Government argued that criminal defamation was a fair and justifiable limitation to the right to freedom of expression.

“Section 96 of the Criminal Code is a fair, reasonable, necessary and justifiable limitation to the right of freedom of expression and freedom of the media.

“It seeks to guarantee the right to human dignity equally guaranteed under the Constitution.

“The purpose of the limitation is clear, it is to protect citizens from malicious injury to their reputation or dignity,” read the arguments.

The law, according to Government, fosters responsible journalism and ensures that in exercising their right to freedom of expression and the media, journalists verify their facts as being truthful prior to publication.

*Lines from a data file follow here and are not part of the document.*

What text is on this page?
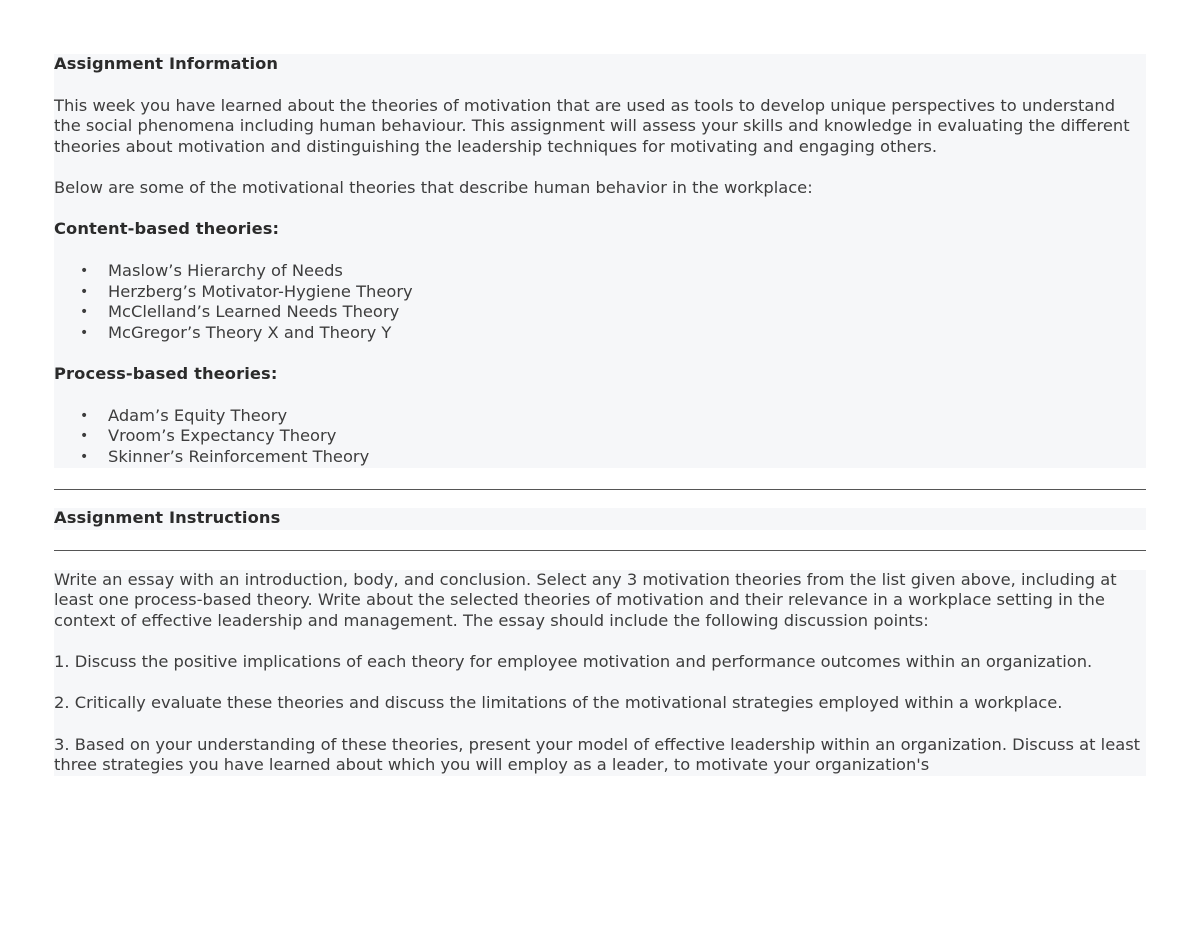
Assignment Information

This week you have learned about the theories of motivation that are used as tools to develop unique perspectives to understand the social phenomena including human behaviour. This assignment will assess your skills and knowledge in evaluating the different theories about motivation and distinguishing the leadership techniques for motivating and engaging others.

Below are some of the motivational theories that describe human behavior in the workplace:

Content-based theories:
• Maslow’s Hierarchy of Needs
• Herzberg’s Motivator-Hygiene Theory
• McClelland’s Learned Needs Theory
• McGregor’s Theory X and Theory Y
Process-based theories:
• Adam’s Equity Theory
• Vroom’s Expectancy Theory
• Skinner’s Reinforcement Theory
Assignment Instructions

Write an essay with an introduction, body, and conclusion. Select any 3 motivation theories from the list given above, including at least one process-based theory. Write about the selected theories of motivation and their relevance in a workplace setting in the context of effective leadership and management. The essay should include the following discussion points:

1. Discuss the positive implications of each theory for employee motivation and performance outcomes within an organization.

2. Critically evaluate these theories and discuss the limitations of the motivational strategies employed within a workplace.

3. Based on your understanding of these theories, present your model of effective leadership within an organization. Discuss at least three strategies you have learned about which you will employ as a leader, to motivate your organization's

Government argued that while Section 61(1) and (2) of the Constitution guarantees freedom of expression and the media, Section 61(5) (c) of the same supreme law, places limitations on the freedoms.

Section 61(5) (c) reads:

“Freedom of expression and freedom of the media excludes malicious injury to a person’s reputation or dignity.”

MISA together with journalists—Nqaba Matshazi, Sydney Saize, Godwin Mangudya and an independent publishing consultant Roger Stringer—filed the Constitutional application after the Constitutional Court ruled that criminal defamation was unjustified and unconstitutional in terms of the old Constitution.

The case was brought up for clarity on the law’s position in terms of the new Constitution.

Meanwhile The Herald editor Caesar Zvayi has another pending case in which he is seeking the striking down of criminal defamation.